The scale is staggering — as Dawn Butler MP has highlighted, 86 per cent of the government’s spending cuts have fallen on women.
The results are more and more visible: street homelessness is rising disproportionately rapidly among women, the majority of foodbank users are women, and the gender pay gap is over 18 per cent, with women making up almost three-quarters of part-time workers.
Some effects are less publicly obvious — women forced to remain in violent and abusive relationships due to a lack of anywhere else to go; migrant women denied any recourse to public funds, and women working in non-unionised exploitative conditions.
Yet International Women’s Day is a reminder that women have a proud history of fighting against oppression and for our rights, and winning real victories.
The tasks in front of us today demand that we support each other in ensuring the election of a left Labour government with a radical manifesto to improve the lives of women and transform society.
Of course we face barriers to making our aspirations a reality — we are often struggling to manage multiple demands; some men in the movement can be reluctant to make space for women’s priorities, and we have to struggle to shape agendas.
There are constant attempts to divide us and to divert us away from the transformative change that our communities need.
However, there are encouraging signs that more and more left women are being elected to roles in their trade unions, the Labour Party and a range of community roles.
We need to ensure that we support progressive women from a range of backgrounds (including those who have faced multiple impacts of austerity such as working-class, BAME and disabled women) and to listen to the voices of communities who have been marginalised and under-represented for decades.
The Labour Party’s online National Policy Forum is one opportunity to ensure that women’s experience shapes policy.
While there are many Tory laws which we need to overturn if we are to ensure that all women are able to reach their full potential, the following would make a huge difference.
Social security system
Universal credit is the latest in a range of changes which have destroyed any vestiges of a safety net.
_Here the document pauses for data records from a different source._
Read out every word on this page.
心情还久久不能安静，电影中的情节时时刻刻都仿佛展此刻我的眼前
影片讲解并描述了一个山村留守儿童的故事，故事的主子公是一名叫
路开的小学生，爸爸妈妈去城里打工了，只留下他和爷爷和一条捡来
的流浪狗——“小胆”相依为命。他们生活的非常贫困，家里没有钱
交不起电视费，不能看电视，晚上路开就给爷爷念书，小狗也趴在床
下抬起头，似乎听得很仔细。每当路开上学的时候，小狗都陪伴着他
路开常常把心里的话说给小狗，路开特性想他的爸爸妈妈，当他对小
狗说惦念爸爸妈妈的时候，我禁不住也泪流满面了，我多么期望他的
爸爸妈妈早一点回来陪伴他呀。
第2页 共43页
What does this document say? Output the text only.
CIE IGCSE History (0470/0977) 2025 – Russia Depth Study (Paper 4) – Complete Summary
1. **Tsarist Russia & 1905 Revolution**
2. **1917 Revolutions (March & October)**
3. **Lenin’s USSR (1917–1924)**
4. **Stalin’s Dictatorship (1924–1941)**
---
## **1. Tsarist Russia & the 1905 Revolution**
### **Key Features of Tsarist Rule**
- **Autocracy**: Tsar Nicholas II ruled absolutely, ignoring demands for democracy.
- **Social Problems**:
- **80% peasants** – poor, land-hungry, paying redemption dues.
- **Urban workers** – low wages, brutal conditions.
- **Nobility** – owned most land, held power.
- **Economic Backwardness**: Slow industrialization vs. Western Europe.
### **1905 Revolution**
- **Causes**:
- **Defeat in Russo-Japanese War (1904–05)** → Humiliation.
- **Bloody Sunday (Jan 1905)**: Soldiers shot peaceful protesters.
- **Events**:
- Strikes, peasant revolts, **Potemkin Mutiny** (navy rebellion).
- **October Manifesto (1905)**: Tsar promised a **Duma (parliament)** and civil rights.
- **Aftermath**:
Paying the income to one adult in the household directly undermines the economic independence of women, reversing decades of social policy.
The hated work capability assessment uses massive levels of public funds to make the lives of disabled people worse rather than better. Numerous other changes have served to make women’s lives poorer and more precarious, and we urgently need a system which supports women at key points in their lives — ensuring security from cradle to grave.
Housing
The housing crisis has a huge impact on women. Multi-generational families are often living in homes designed for far smaller households. Younger women with children are forced to move far from family and friends and to live with no community support. Single women are regularly now flat-sharing into middle life, trying to manage the responsibilities of work with expensive short-term private-sector tenancies and regular moves. Ending right to buy and investing in a new generation of council housing would result in new security and improved quality of life for large numbers of women.
Rights at work
It is inspiring to see the actions being taken by a number of young women in disputes at companies such as TGI Friday’s, Wetherspoon and McDonald’s. We need to overturn the Tory attacks and create a new framework of rights from day one, including sectoral pay bargaining and improved rights to organise in trade unions.
Education
We have seen our schools starved of funding by the Tories, and teachers leaving the profession, unable to be creative or meet the real needs of their students. A lifelong education service would not only improve the lives of parents and children now, but create opportunities for women to increase their knowledge and skills throughout their lives.
Health
The privatisation of the health service is syphoning money out of front-line services, and the pressures on mental health provision are acute. The NHS is particularly important to women, and we need it to be an accessible service run for the public good.
Community sector
Cuts to local government and to direct funding for the voluntary sector have affected women disproportionately. A wide range of provision from refuges, Esol classes, after school clubs, law centres and advice services, counselling and social and cultural opportunities have disappeared. These locally controlled community-based agencies often ensure that women’s voices are heard and that they can exercise their rights.
This is a time when there is a real openness on the left to new ideas and creative solutions. Let us take the opportunity this Women’s Day to intensify the fight not just for bread, but roses too.